In fact, that broader ecosystem is something Ben engages with not only through physics teaching, but through programs like the Summer Scholars Program (S3P), which he directs, and through a new Quantitative Skills course that he is co-teaching with Prof. Eva-Maria Collins in Fall 2026. 

Each summer in S3P, he works closely with students from under-resourced backgrounds who are preparing to begin their journeys at Swarthmore in NSE fields “It’s an annual reminder,” he says, “about how lucky we are at Swarthmore to getto work with  incredibly talented and dedicated students……and also that we are asking them to step onto a train that can move very fast.”

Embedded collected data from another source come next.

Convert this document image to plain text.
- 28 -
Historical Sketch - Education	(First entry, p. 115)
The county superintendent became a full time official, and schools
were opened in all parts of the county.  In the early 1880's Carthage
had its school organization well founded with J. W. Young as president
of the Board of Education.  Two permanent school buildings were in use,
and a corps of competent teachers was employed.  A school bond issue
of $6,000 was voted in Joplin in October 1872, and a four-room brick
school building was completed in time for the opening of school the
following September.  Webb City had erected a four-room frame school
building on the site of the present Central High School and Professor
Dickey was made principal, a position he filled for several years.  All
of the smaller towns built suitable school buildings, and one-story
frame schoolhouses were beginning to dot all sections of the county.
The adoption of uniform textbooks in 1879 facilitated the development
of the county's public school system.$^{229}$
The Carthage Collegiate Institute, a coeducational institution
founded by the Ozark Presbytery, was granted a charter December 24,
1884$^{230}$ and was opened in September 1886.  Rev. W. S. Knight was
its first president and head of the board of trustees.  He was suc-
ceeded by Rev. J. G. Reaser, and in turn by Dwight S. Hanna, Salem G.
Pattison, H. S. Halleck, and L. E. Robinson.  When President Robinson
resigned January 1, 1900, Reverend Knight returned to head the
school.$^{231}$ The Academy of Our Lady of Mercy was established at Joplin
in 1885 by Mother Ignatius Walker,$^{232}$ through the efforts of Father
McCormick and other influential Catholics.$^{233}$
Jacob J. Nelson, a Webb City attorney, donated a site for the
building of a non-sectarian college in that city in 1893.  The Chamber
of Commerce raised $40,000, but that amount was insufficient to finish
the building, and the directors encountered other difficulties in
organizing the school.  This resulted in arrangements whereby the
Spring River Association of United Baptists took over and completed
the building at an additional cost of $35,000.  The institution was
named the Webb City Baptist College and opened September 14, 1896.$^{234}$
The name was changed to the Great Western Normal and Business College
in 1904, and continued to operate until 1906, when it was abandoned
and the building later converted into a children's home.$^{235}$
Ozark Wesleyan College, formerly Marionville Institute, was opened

For many of these students, the transition can be daunting. Building relationships early, creating support networks, and affirming their place in the academic community are critical. 

“Connection is the key, whether it’s connection across disciplines or connections between people” he says. “And it’s something we as a campus community have to be intentional about building.” 

Even now, Ben continues to refine his teaching: by observing colleagues and experimenting with different approaches learned within a community of educators. He works to balance active learning with students’ sense of what is comfortable, always aiming for a classroom that is both challenging and welcoming. 

In the end, Ben’s teaching philosophy circles back to a single idea: connection. Connection between academic divisions on campus; between physics and other disciplines; between curricular concepts and personal meaning; between students and each other; and perhaps most importantly, between students and themselves—their identities, their confidence, and their sense of belonging.